The main effects are psychological rather than
physical and vary according to the user's mood and expectations, and the
environment in which the drug is ingested. The highly unpredictable
effects include:
- Distortion of sense perceptions
- Difficulty in speaking or communicating
- Suspended sense of time
- Feeling of motor paralysis alternating with
hyperactivity
- Depressed appetite and loss of sexual desire
Unpleasant experiences on these drugs
("bad trips") may cause paranoia, feeling out of control,
panic, and viewing other people as grotesque distortions.
Psychedelics do not produce physical or
psychological addiction. However, some individuals may experience
prolonged psychosis and may require therapy or institutionalization.

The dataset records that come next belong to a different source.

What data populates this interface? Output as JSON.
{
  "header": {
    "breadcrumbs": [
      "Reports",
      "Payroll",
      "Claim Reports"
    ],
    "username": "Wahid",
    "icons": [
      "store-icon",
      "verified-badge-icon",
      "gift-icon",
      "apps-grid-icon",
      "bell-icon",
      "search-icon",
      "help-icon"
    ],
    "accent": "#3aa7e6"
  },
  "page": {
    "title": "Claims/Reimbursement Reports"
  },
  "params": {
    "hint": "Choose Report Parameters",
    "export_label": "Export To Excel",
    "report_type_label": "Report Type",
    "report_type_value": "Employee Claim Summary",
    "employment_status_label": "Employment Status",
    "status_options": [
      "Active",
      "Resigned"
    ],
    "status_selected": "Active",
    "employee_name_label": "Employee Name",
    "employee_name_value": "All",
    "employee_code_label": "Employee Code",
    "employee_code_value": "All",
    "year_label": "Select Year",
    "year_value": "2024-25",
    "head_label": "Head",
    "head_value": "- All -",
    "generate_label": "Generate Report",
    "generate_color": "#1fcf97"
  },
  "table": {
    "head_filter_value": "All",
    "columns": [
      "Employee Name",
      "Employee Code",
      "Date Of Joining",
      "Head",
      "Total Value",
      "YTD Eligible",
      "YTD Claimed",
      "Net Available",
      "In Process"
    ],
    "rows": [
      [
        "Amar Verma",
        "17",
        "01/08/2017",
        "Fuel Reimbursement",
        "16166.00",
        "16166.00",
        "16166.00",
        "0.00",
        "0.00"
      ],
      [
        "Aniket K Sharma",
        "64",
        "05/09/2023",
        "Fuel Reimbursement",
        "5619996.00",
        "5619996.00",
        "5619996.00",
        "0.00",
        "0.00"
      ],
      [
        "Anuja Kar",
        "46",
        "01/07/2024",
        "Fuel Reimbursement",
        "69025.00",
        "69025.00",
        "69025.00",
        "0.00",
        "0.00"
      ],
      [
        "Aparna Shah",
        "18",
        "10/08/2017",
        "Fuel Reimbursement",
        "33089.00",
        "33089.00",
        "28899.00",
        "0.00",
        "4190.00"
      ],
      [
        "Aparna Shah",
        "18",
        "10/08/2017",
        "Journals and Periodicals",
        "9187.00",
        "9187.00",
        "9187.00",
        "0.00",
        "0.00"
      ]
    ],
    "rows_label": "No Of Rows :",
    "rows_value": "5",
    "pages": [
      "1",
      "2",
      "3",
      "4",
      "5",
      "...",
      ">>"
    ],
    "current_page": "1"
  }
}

Whether these drugs cause this condition or merely expose a previous
tendency is unknown.
LSD users are susceptible to
"flashbacks" of the drug experience up to a year afterward,
and many experience spontaneous recurrence of visual or sensory
distortions. The long-term effects of heavy use include impaired mental
function and distorted abstract reasoning.
INHALANTS
DEFINITION AND METHODS OF INGESTION
Inhalants are volatile substances that, while never intended to be used
as drugs, are abused because of their mind-altering effects. The chief
abusers of inhalants are children from 7 to 17, who sniff these
household products because they are easily available at home or at the
supermarket.
The inhalants include solvents like gasoline,
cleaning fluids, liquid shoe polish, lacquer, nail polish remover, and
airplane glue; aerosols like spray paint, insecticides, and hair spray;
and anesthetics like nitrous oxide (laughing gas). Also abused are the
volatile nitrates such as amyl nitrate, which is used to treat chest
pains in heart patients by dilating blood vessels and accelerating heart
rate. Amyl nitrate is packaged in covered vials (poppers or snappers)
that are broken open and inhaled. Butyl nitrate is the over-the-counter
version of amyl nitrate.
EFFECTS
Inhalants temporarily stimulate before they depress the central nervous
system. Their immediate effects include:
- Dreamy euphoria, which may last from a few
minutes to hours
- Mental confusion
- Hallucinations
- Dizziness, nausea, and lack of coordination
- Fatigue
- Loss of appetite
- Blackouts
Death, which can occur from first-time
use, may result from instant heart failure, from sniffing substances in
high concentrations (oxygen is displaced in the lungs), and suffocation
from the depression of respiratory functions. Long-term effects include
weight loss, fatigue, muscle fatigue, and, in certain cases, damage to
the nervous system, liver, kidneys, blood, and bone marrow.